Happy birthday, genome

This summer will mark ten years since scientists sequenced the human genome. What have we gained from knowing those 3 billion base pairs?

By Virginia Hughes
31 March 2010 | 2 min read

This article is more than five years old.

Neuroscience—and science in general—is constantly evolving, so older articles may contain information or theories that have been reevaluated since their original publication date.

This June marks ten years since two independent teams of geneticists unveiled the first draft of the human genome.

After years of bitter rivalry, Francis Collins, then the director of the US National Human Genome Research Institute, and Craig Venter together made the announcement from the East Room of the White House.

Then-president Bill Clinton predicted that the feat, which cost billions of dollars and took more than a decade, would “revolutionize the diagnosis, prevention and treatment of most, if not all, human diseases.”

We’re clearly not there yet. So what exactly have we gained from knowing the sequence of 3 billion base pairs?

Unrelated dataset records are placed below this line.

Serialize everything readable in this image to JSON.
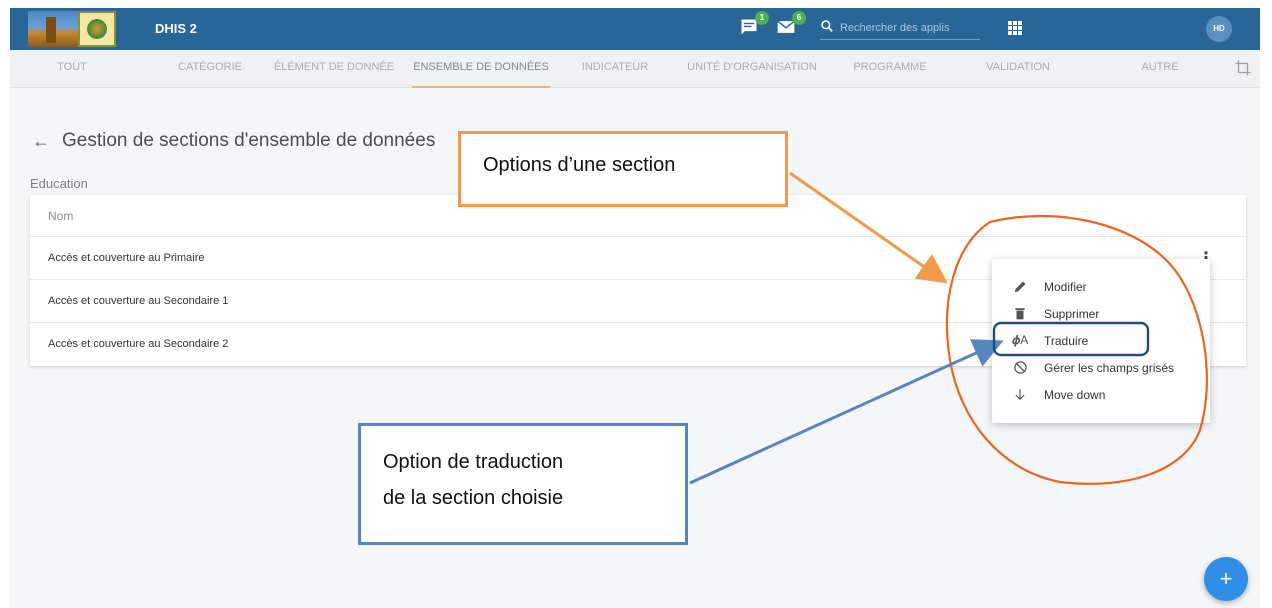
{
  "header": {
    "app_name": "DHIS 2",
    "messages_badge": "1",
    "interpretations_badge": "6",
    "search_placeholder": "Rechercher des applis",
    "avatar_initials": "HD"
  },
  "tabs": [
    {
      "label": "TOUT"
    },
    {
      "label": "CATÉGORIE"
    },
    {
      "label": "ÉLÉMENT DE DONNÉE"
    },
    {
      "label": "ENSEMBLE DE DONNÉES"
    },
    {
      "label": "INDICATEUR"
    },
    {
      "label": "UNITÉ D'ORGANISATION"
    },
    {
      "label": "PROGRAMME"
    },
    {
      "label": "VALIDATION"
    },
    {
      "label": "AUTRE"
    }
  ],
  "active_tab": "ENSEMBLE DE DONNÉES",
  "page": {
    "title": "Gestion de sections d'ensemble de données",
    "section_label": "Education"
  },
  "table": {
    "header": "Nom",
    "rows": [
      {
        "name": "Accès et couverture au Primaire"
      },
      {
        "name": "Accès et couverture au Secondaire 1"
      },
      {
        "name": "Accès et couverture au Secondaire 2"
      }
    ]
  },
  "context_menu": {
    "items": [
      {
        "label": "Modifier",
        "icon": "pencil-icon"
      },
      {
        "label": "Supprimer",
        "icon": "trash-icon"
      },
      {
        "label": "Traduire",
        "icon": "translate-icon"
      },
      {
        "label": "Gérer les champs grisés",
        "icon": "block-icon"
      },
      {
        "label": "Move down",
        "icon": "arrow-down-icon"
      }
    ]
  },
  "fab": {
    "label": "+"
  },
  "annotations": {
    "callout_top": "Options d’une section",
    "callout_bottom_line1": "Option de traduction",
    "callout_bottom_line2": "de la section choisie"
  },
  "colors": {
    "header_bg": "#276696",
    "tab_active_underline": "#f3b56b",
    "fab_bg": "#2f8ee6",
    "callout_orange": "#f2994a",
    "callout_blue": "#5a86c0",
    "circle_orange": "#e8661e",
    "highlight_navy": "#1d4e7a"
  }
}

Collins, Venter and two heavyweights in cancer genetics — Robert Weinberg and Todd Golub  — each tackle that question in editorials published today in Nature.

Collins, now head of the National Institutes of Health, writes that although the decoding of the genome has led to many scientific advances — notably, a better understanding of how species, including humans, evolve — its progress in the clinic has been much more modest. Genetic tests can predict, for example, whether someone will develop certain types of breast cancers, or respond well to hepatitis C treatment. But studies comparing genomes of sick and healthy people have failed to find genetic causes for common diseases.

Venter’s view of clinical genetics is similarly sobering. He points out that although human genome sequencing costs continue to plummet — from $300 million in 2003 to less than $5,000 today — researchers don’t know how to interpret most of that glut of data. The key, Venter says, is to match an individual’s genomic readout with rigorously characterized clinical symptoms, family medical histories and lifetime environmental exposures.

Autism researchers are just beginning to think about sequencing the entire genome — or even the protein-coding part, called the exome — of individuals with the disorder. The decoded genome may very well hold answers to the mysteries of autism — but only if we can figure out how to interpret it.